Ils soutiennent que :
— l’arrêté litigieux est insuffisamment motivé ;
— il méconnaît les dispositions de l’article L. 442-14 du code de l’urbanisme ;
— il est illégal au regard des dispositions de l’article R. 111-2 du code de l’urbanisme dès lors que :
* il est fondé sur des faits inexacts : le terrain d’assiette du projet, qui n’est pas implanté en bordure du cours d’eau de l’Ousse, n’est pas régulièrement inondé ; les inondations survenues en 2013 et 2014 sont antérieures à la décision de non-opposition à déclaration préalable délivrée aux requérants en 2019 ;
* il est intervenu sans consultation d’un service instructeur, notamment pas du syndicat des eaux et d’assainissement Béarn Bigorre ni de la communauté d’agglomération Pau Béarn Pyrénées compétente en matière de gestion des milieux aquatiques et de prévention des inondations en vertu des dispositions du 5° de l’article L. 5216-5-I du code général des collectivités territoriales ;
* le maire n’a pas apprécié si les conditions définies par l’article R. 111-2 du code de l’urbanisme étaient respectées par le projet, ni s’il était possible de l’accepter en l’assortissant de prescriptions spéciales permettant de supprimer tout risque d’atteinte à la sécurité publique.
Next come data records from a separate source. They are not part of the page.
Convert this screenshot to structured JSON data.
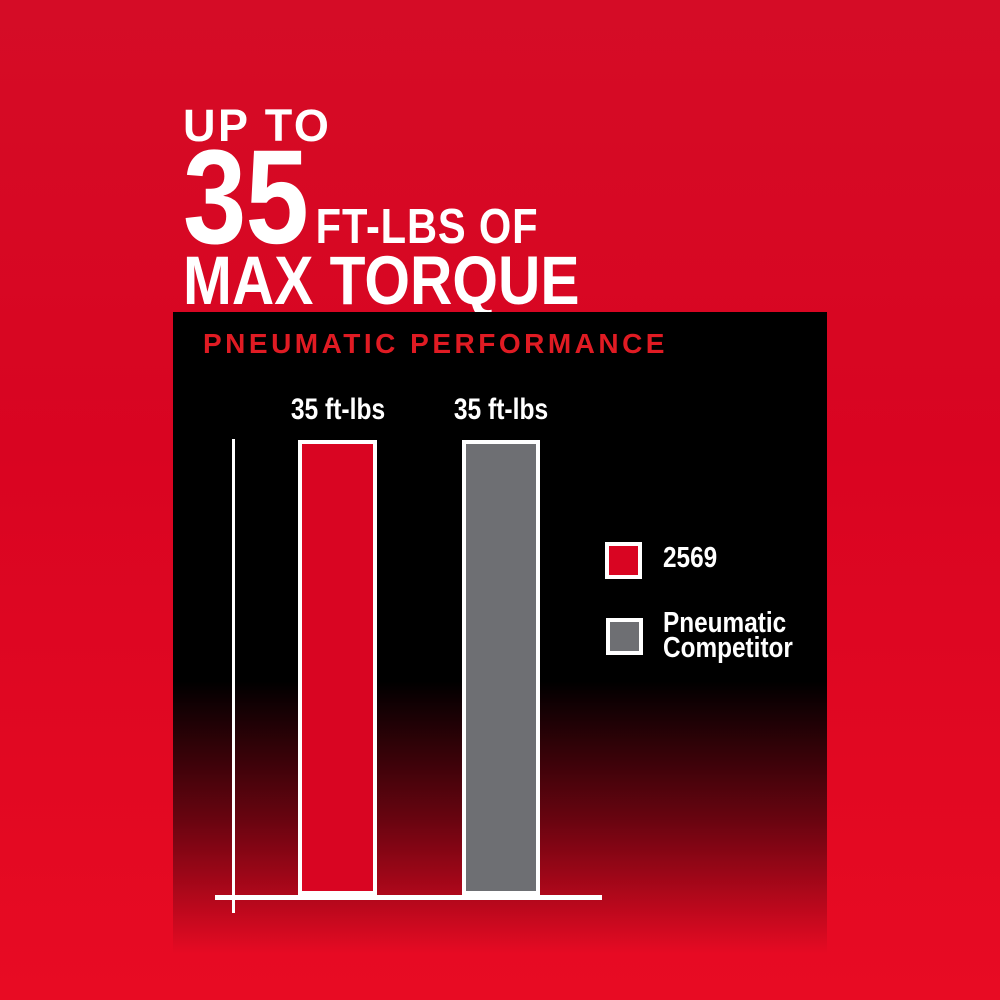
{
  "headline": {
    "line1": "UP TO",
    "number": "35",
    "unit": "FT-LBS OF",
    "line2": "MAX TORQUE"
  },
  "chart_data": {
    "type": "bar",
    "title": "PNEUMATIC PERFORMANCE",
    "categories": [
      "2569",
      "Pneumatic Competitor"
    ],
    "values": [
      35,
      35
    ],
    "value_unit": "ft-lbs",
    "bar_labels": [
      "35 ft-lbs",
      "35 ft-lbs"
    ],
    "ylim": [
      0,
      35
    ],
    "grid": false,
    "legend_position": "right",
    "legend": [
      {
        "label": "2569",
        "color": "#d90522"
      },
      {
        "label": "Pneumatic Competitor",
        "color": "#6e6f73"
      }
    ]
  },
  "colors": {
    "background": "#d90421",
    "panel": "#000000",
    "title_red": "#e01b23",
    "bar_red": "#d90522",
    "bar_gray": "#6e6f73",
    "axis_white": "#ffffff"
  }
}
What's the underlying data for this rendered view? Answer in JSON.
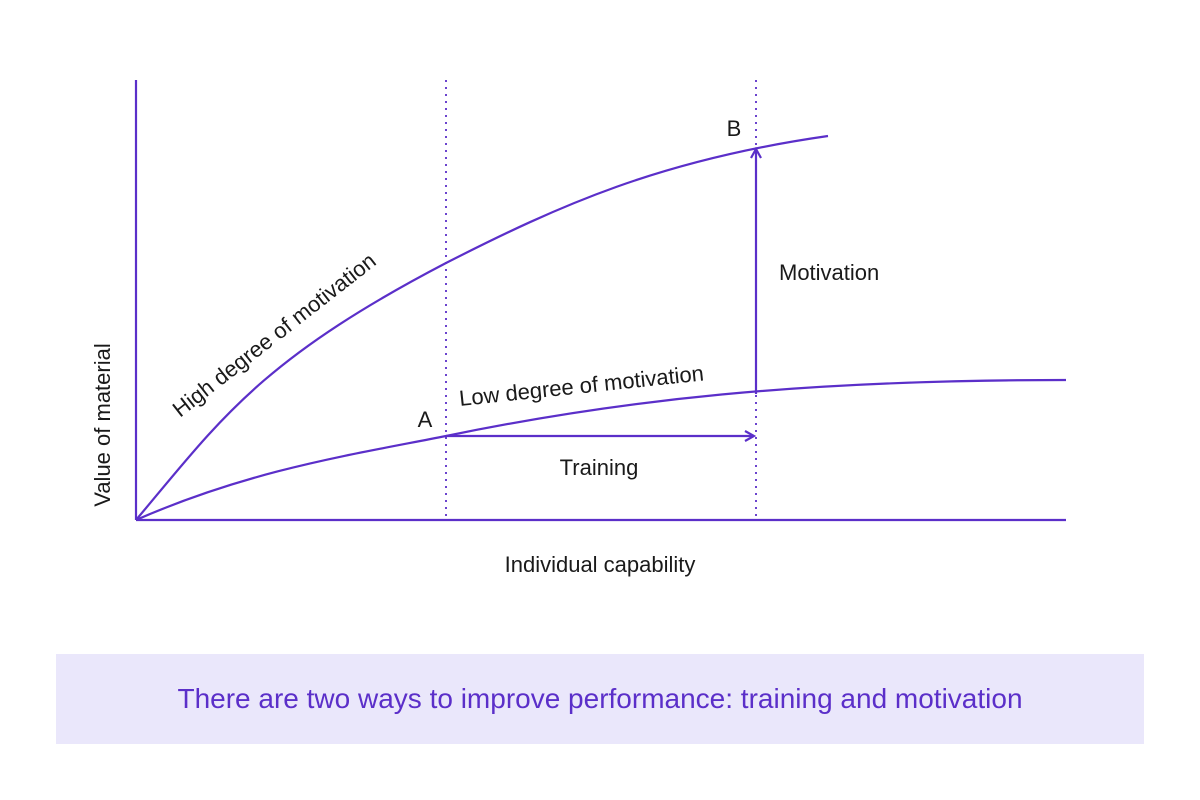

Par un mémoire en défense enregistré le 7 février 2023, la commune d’Artigueloutan, représentée par Me Labat, conclut au rejet de la requête, à titre principal pour irrecevabilité, et à titre subsidiaire au fond, et à ce que soit mise à la charge de M. et Mme A B une somme de 1 200 euros, en application de l’article L. 761-1 du code de justice administrative.
Elle fait valoir que :
— les requérants ne justifient pas de leur qualité de propriétaires du terrain litigieux ;
— aucun des moyens soulevés par les requérants n’est fondé.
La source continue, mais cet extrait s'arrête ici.